Tetapi ada beberapa orang dewasa berada pada risiko yang lebih tinggi untuk terserang polio dan harus memepertimbangakn untuk mendapatkan suntikan Vaksin dengan kriteria sebagai berikut : Orang-orang yang bepergian ke wilayah di dunia di mana polio adalah umum, laboratorium pekerja yang mungkin menangani polio virus, dan petugas kesehatan mengobati pasien yang bisa polio. Orang Dewasa adalm kelompok yang belum pernah divaksinasi terhadap polio harus mendapatkan 3 dosis IPV: Dua dosis dipisahkan oleh 1 sampai 2 bulan, dan Sebuah dosis ketiga 6 sampai 12 bulan setelah kedua. Orang dewasa yang telah diberi 1 atau 2 dosis vaksin polio di masa lalu harus mendapatkan 1 atau 2 dosis tersisa. Tidak peduli berapa lama  sejak dosis awal diberikan. Orang dewasa yang memiliki 3 atau lebih dosis vaksin polio di masa lalu mungkin mendapatkan dosis booster IPV.
Dokter dapat memberikan informasi lebih lanjut. Beberapa orang tidak harus mendapatkan 4 IPV atau harus menunggu. Orang-orang yang tidak harus mendapatkan IPV: Siapapun dengan alergi yang mengancam nyawa untuk setiap komponen IPV, termasuk antibiotik neomisin, streptomisin atau polimiksin B, tidak harus mendapatkan vaksin polio. Siapapun yang memiliki reaksi alergi parah terhadap vaksin polio tidak harus mendapatkan vaksinasi lagi. Orang-orang yang  harus menunggu: Siapapun yang sedang atau sakit parah di waktu vaksinasi dijadwalkan biasanya harus menunggu sampai mereka sembuh sebelum mendapatkan vaksin polio. Orang dengan penyakit ringan, seperti dingin, dapat divaksinasi.

Dampak penggunaan IPV Terahadap Kesehatan Bayi dan Anak
Pada umumnya reaksi terhadap vaksin dapat berupa reaksi simpang (adverse events), atau kejadian lain yang bukan terjadi akibat efek langsung vaksin. Sebagian anak kecil setelah imunisasi dapat mengalami gejala pusing diare ringan dan nyeri otot (Adro,2012)

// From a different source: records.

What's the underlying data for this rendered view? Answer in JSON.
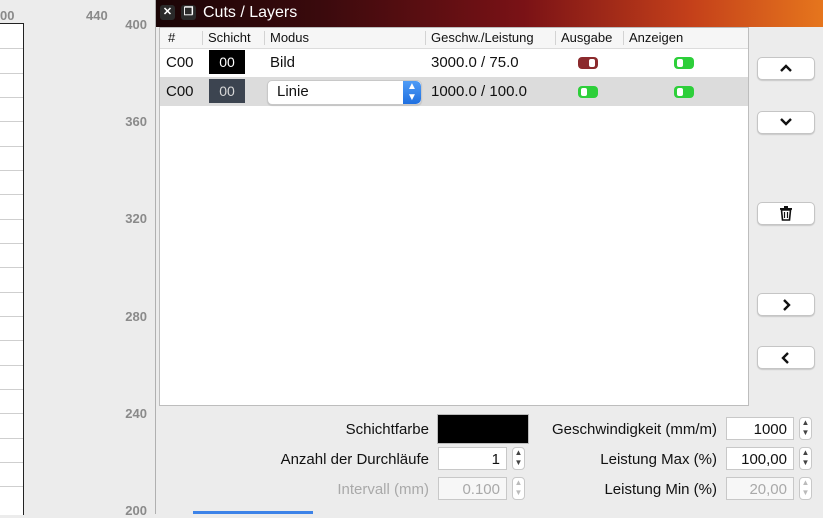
{
  "ruler": {
    "top_labels": [
      "00",
      "440"
    ],
    "side_labels": [
      "400",
      "360",
      "320",
      "280",
      "240",
      "200"
    ]
  },
  "window": {
    "title": "Cuts / Layers",
    "close_icon": "close-icon",
    "restore_icon": "restore-icon"
  },
  "table": {
    "headers": [
      "#",
      "Schicht",
      "Modus",
      "Geschw./Leistung",
      "Ausgabe",
      "Anzeigen"
    ],
    "rows": [
      {
        "id": "C00",
        "layer": "00",
        "layer_color": "#000000",
        "mode": "Bild",
        "speed_power": "3000.0 / 75.0",
        "output_on": false,
        "show_on": true
      },
      {
        "id": "C00",
        "layer": "00",
        "layer_color": "#3c4450",
        "mode": "Linie",
        "speed_power": "1000.0 / 100.0",
        "output_on": true,
        "show_on": true
      }
    ]
  },
  "side_buttons": {
    "up": "⌃",
    "down": "⌄",
    "delete": "🗑",
    "right": "›",
    "left": "‹"
  },
  "settings": {
    "layer_color_label": "Schichtfarbe",
    "layer_color_value": "#000000",
    "passes_label": "Anzahl der Durchläufe",
    "passes_value": "1",
    "interval_label": "Intervall (mm)",
    "interval_value": "0.100",
    "speed_label": "Geschwindigkeit (mm/m)",
    "speed_value": "1000",
    "power_max_label": "Leistung Max (%)",
    "power_max_value": "100,00",
    "power_min_label": "Leistung Min (%)",
    "power_min_value": "20,00"
  },
  "colors": {
    "toggle_on": "#2dcf3a",
    "toggle_off": "#8b2a2d",
    "accent": "#1f6fe0"
  }
}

Dalam situs resmi posyandu Indonesia dikatan bahwa Efek samping yang mungkin terjadi setelah pemberian vaksin polio adalah dapat berupa kejang-kejang, tetapi kemungkinan tersebut sangat kecil untuk terjadi. Bahkan dalam beberapa litelatur dsebutkan bahwa pemberian vaksin polio tidak memberikan efek samping atau jarang sekali trjadi efek samping pada anak. Di dalam vaksin polio OPV dan IPV mengandung sejumlah kecil antibiotik (neomisin, polimisin, streptomisin) namun hal ini tidak merupakan kontra indikasi kecuali pada anak yang mempunyai bakat hipersensitif yang berlebihan.

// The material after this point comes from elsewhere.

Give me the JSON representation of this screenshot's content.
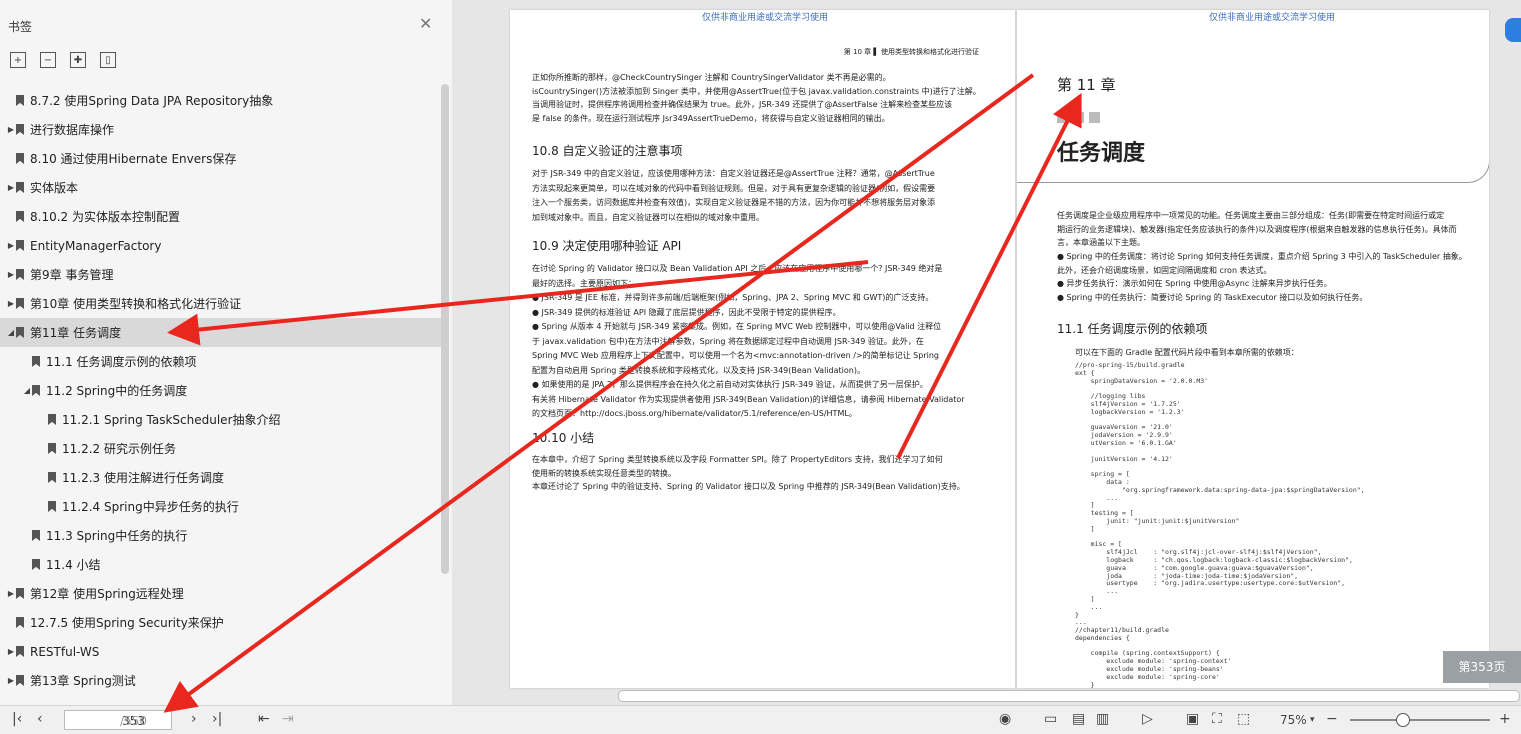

Tampaknya dengan era globalisasi dimana mobilitas penduduk dunia antar negara yang sangat tinggi dan cepat mengakibatkan kesulitan dalam mengendalikan penyebaran virus ini. Selain pencegahan dengan imunisasi polio, harus disertai dengan peningkatan sanitasi lingkungan dan higiena sanitasi perorangan untuk mengurangi penyebaran virus yang kembali
mengkawatirkan ini.
Allah berfirman:
 “dan apabila aku sakit, Dialah yang menyembuhkan Aku,” (Q.S. Asy-Syu’araa [26] :80)
Ayat ini sering terpasang di dinding rumah sakit Islam dan menjadi ayat favorit di fakultas kedokteran Islam. Sebuah ayat yang membesarkan hati pasien dengan harapan disembuhkan oleh Allah. Az-Zamakhsary dalam Tafsir Al-Kasyaaf mengatakan bahwa sakit itu akibat ulah manusia sendiri yang bersumber dari makanan dan minuman yang dikonsumsi dan kemudian Allah lah yang menyembuhkan.

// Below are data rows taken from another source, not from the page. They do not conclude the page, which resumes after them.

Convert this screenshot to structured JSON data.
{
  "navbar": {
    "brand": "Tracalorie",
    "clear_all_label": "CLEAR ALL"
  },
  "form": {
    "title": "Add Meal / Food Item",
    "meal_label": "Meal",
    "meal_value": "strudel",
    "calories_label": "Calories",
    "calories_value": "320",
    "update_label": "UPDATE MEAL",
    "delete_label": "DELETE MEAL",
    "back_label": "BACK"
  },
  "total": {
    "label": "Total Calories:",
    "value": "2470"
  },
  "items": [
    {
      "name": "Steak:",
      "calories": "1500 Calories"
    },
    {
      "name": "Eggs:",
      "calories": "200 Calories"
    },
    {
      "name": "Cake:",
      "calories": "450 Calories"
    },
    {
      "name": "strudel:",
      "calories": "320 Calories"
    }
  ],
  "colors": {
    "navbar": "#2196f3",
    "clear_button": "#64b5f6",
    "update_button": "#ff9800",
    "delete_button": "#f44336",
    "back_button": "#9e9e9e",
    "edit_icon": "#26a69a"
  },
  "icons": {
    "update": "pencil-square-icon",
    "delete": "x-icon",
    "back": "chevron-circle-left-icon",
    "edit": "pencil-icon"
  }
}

Al-Qurthuby dalam Jami’ul Ahkam mengungkap sebuah makna lain, yaitu bahwa sakit itu datang dari setan sedangkan sembuh datang dari Allah. Al-Alusy dalam Ruhul Ma’any berpendapat bahwa hakikatnya sakit juga takdir dari Allah. Tapi demi adab kesopanan, hal buruk tidaklah pantas disandangkan kepada Allah SWT. Untuk itu adanya IPVini adalah salah satu usaha manusia untuk menyembuhkan penyakit polio dan merupakan jalan yang ditunjukkan Allah dalam meyembuhkan penyakit tersebut.
           
Daftar Pustaka
Al-Quranul Karim dan Terjemahannya.2005. Bandung: Diponegoro.
Adro.2012. Inactivated Polio Vaccine (IPV) Induction Program in Yogyakarta.(online), http://selukbelukvaksin.com, diakses 06 Desember 2012.
Aninimose.2012.Imunisasi Polio(online), http://posyandu.org/imunisasi-polio.html, diakses 06 Desember 2012.
Anonimose.2011.Bagaimana kerja vaksin (online), ndonesiaindonesia.com, diakses 06 Desember 2013.
Aninimouse.2012.Vaksin dan Bagaiman Mereka Bekerja (online), www2.cdc.gov/nip/isd/immtoolkit/content/products/NPIGuide.pdf, diakses 06 Desember 2013.
Aziza.2011.Cara Kerja dan Efek Samping dari Vaksinasi (online), http://percikcahaya.blogspot.com/, diakses 06 Desember 2013.
Akhmam,Wilhendra.2005.WHO: Penderita Polio di Indonesia 111 orang, 45 Kasus Baru. (online), http://news.detik.com, diakses 06 Desember 2013.
Kurniawan,Leo.2012.Vaksin Poliomyelelitis.(online), http://wisata.kompasiana.com/, diakses 06 2013.
PBS.2013.Making Polio (online),( http://www.pbs.org/wgbh/nova/bioterror/vacc_polio.html),diakses 9 januari 2013.
Waluyo,Lud.2007.Mikrobiologi Umum.Malang:UMM Press.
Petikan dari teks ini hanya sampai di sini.